Venezuela: Chinesisches Außenministerium verurteilt Einsatz von Gewalt durch USA aufs Schärfste
In seinem Statement betonte Trump auch, dass die (vom Anfang des 19. Jahrhunderts stammende) Monroe-Doktrin wieder in Kraft gesetzt worden sei. Die USA verteidigten weiterhin ihre Grenzen und schützten ihre Bürger vor der Macht der Drogenkartelle. Die Aktion in Venezuela solle eine Warnung an alle sein, die US-amerikanische Leben aufs Spiel setzen wollen. Das venezolanische Volk sei nun wieder frei, und die USA seien ein sicherer Staat geworden.
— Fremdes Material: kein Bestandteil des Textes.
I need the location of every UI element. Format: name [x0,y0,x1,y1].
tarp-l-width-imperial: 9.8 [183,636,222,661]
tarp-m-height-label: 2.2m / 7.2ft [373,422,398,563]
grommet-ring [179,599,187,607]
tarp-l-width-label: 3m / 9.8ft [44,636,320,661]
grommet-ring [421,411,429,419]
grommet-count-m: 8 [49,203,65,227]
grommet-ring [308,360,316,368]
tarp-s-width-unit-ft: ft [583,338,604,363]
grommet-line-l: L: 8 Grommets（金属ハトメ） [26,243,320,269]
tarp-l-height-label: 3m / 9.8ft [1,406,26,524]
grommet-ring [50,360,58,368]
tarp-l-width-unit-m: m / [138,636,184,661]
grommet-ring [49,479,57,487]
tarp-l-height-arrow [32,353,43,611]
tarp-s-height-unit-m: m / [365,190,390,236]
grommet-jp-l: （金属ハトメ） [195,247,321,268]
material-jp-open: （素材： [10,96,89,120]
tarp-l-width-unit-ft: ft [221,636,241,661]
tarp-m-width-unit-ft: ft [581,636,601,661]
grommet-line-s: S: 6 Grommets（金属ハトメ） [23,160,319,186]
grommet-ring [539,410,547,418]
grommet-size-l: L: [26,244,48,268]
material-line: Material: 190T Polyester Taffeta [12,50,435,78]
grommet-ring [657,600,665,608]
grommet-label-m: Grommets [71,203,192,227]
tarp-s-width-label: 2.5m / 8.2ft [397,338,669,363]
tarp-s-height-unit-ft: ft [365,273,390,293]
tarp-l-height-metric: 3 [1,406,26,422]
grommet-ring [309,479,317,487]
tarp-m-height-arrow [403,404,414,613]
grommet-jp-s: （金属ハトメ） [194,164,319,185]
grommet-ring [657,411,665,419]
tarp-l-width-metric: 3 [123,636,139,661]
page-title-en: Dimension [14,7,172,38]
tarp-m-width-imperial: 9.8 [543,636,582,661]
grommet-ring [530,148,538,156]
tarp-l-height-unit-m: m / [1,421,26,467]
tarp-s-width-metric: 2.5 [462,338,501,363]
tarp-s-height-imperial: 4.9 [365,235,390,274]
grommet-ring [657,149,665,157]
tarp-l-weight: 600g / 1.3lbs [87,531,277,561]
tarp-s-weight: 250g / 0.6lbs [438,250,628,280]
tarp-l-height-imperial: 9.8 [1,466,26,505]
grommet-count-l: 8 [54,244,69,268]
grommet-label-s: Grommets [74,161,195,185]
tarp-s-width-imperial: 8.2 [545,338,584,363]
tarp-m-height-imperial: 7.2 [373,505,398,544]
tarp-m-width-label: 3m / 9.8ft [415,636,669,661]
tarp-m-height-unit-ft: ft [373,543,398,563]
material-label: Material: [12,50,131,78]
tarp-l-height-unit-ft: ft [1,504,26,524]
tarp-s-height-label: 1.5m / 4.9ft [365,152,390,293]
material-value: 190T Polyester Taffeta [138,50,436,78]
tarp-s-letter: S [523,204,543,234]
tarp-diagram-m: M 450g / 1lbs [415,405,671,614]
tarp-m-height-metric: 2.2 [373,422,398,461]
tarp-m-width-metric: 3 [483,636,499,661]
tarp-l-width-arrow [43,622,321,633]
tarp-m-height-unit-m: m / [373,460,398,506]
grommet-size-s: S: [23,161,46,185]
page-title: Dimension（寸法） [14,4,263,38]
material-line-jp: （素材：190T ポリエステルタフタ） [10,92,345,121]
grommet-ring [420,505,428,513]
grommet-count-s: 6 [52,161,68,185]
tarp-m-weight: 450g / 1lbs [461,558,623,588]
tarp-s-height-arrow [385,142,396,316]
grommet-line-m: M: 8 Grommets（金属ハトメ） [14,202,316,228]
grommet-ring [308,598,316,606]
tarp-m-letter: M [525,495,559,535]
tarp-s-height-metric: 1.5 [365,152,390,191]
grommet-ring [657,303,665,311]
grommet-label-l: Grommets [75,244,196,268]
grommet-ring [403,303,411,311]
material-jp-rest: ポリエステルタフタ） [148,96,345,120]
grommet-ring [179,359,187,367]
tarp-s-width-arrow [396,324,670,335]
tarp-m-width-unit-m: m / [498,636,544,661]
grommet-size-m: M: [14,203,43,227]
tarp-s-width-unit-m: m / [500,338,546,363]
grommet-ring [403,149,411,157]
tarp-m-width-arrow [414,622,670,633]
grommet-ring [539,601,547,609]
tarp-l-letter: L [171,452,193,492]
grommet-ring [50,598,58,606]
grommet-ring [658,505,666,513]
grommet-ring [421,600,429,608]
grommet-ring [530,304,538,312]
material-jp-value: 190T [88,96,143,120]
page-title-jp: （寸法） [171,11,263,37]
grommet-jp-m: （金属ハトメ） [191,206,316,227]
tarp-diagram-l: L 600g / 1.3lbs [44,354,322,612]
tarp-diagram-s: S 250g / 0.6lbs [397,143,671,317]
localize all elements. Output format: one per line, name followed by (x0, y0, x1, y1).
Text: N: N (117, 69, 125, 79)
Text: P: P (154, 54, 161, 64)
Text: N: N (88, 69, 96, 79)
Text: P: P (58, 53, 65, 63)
Trump machte klar: Was Maduro zugestoßen sei, könnte auch anderen passieren. Vor allem drohte er den US-kritischen Regierungen in Kuba und Kolumbien. So bekräftigte Trump, dass er sich seine Warnungen an den kolumbianischen Staatschef Gustavo Petro vorbehalte. Kuba nannte er einen «failed State», der Venezuela «kolonisieren» wollte.
Auf der Pressekonferenz sprachen außer Trump auch Generalstabschef Dan Caine, Kriegsminister Pete Hegseth und Außenminister Rubio abwechselnd. Rubio wies auf die angebliche Legitimität des US-Vorgehens hin. Maduro sei kein legitimer Präsident Venezuelas, der in den USA verurteilt sei. Er habe sein Schicksal verdient. Die Bewilligung des US-Kongresses sei nicht notwendig gewesen. Ihm zufolge war die Entführung des venezolanischen Präsidenten eine Verhaftung von bereits von der US-Justiz verurteilten Menschen.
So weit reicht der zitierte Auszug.